EUROPE- Continental European institutions such as insurance companies and pension funds are continuing to move out of equities and into bonds and alternatives in a bid to provide them with incremental returns according to research by Greenwich Associates.
Earlier this year, Greenwich Associates conducted interviews with professionals at 310 of the largest pension funds based in Austria, Belgium, Denmark, Finland, France, Germany, Italy, the Netherlands, Norway, Portugal, Spain, Sweden, and Switzerland.
Its findings show that since the end of 1999, the proportion of equities in continental institutional portfolios has fallen from 36% to 30% and that portfolio managers expect to continue cutting equity allocations. The biggest drop last year was in North American stocks.
“Among other things, European institutions are revealing a lack of confidence in the integrity of US accounting standards and the US equities market more generally,” says Greenwich consultant Chris McNickle.
The principal result of investors’ lost confidence in stocks has been a flight to the relative security of fixed income- bond allocations among continental institutions rose six points to 57% of total assets last year.
According to Greenwich, the appetite for alternative investments remains unquenched, despite recent poor returns. While European institutions still invest less than 1% of their assets on average in hedge funds or private equity, nearly half plan to increase their allocation to hedge funds over the next three years while four out of ten plan to increase their private equity holdings.

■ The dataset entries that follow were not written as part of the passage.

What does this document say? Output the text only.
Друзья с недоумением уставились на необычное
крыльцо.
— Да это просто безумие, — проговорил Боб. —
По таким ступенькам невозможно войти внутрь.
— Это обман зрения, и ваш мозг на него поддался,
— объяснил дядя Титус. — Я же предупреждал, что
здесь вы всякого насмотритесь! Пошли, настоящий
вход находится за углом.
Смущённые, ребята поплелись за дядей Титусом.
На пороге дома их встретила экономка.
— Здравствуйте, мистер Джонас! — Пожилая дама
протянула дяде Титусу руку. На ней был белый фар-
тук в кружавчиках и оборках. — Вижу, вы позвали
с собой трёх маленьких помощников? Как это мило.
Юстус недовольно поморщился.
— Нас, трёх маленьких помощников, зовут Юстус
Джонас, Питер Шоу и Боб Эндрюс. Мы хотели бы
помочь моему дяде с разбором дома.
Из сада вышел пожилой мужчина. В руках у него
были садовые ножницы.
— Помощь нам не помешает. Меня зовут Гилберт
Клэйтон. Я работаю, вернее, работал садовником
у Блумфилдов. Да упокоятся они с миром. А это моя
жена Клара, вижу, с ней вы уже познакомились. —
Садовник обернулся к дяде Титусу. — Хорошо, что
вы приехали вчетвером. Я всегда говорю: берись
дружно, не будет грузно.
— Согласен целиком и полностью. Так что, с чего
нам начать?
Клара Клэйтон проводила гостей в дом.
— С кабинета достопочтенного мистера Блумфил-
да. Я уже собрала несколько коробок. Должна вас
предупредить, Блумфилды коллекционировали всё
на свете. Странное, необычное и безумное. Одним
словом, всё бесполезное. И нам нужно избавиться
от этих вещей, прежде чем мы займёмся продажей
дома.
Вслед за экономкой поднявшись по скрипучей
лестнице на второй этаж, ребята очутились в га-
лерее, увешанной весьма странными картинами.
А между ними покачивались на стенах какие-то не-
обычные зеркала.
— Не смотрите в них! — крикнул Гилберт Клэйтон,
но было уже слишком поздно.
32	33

“Hedge funds and private equity offer the chance for disproportionately high returns, but present their own challenges and risks,” says McNickle.
The report found that European institutions are cutting the amount of assets managed externally but employing more external managers. In the last year assets managed externally have fallen 4% and the number of external managers used has risen from 7.6 to 8.8.
Says Greenwich consultant Berndt Perl: “more investment managers are managing less money, and many individual managers find themselves managing a lot less.”
Despite the dramatic developments in most markets, only 55% of Continental institutions rebalanced their portfolios during the past year. By contrast 80% of large U.S. pension funds took this action, and 77% of them employ specific rebalancing policies.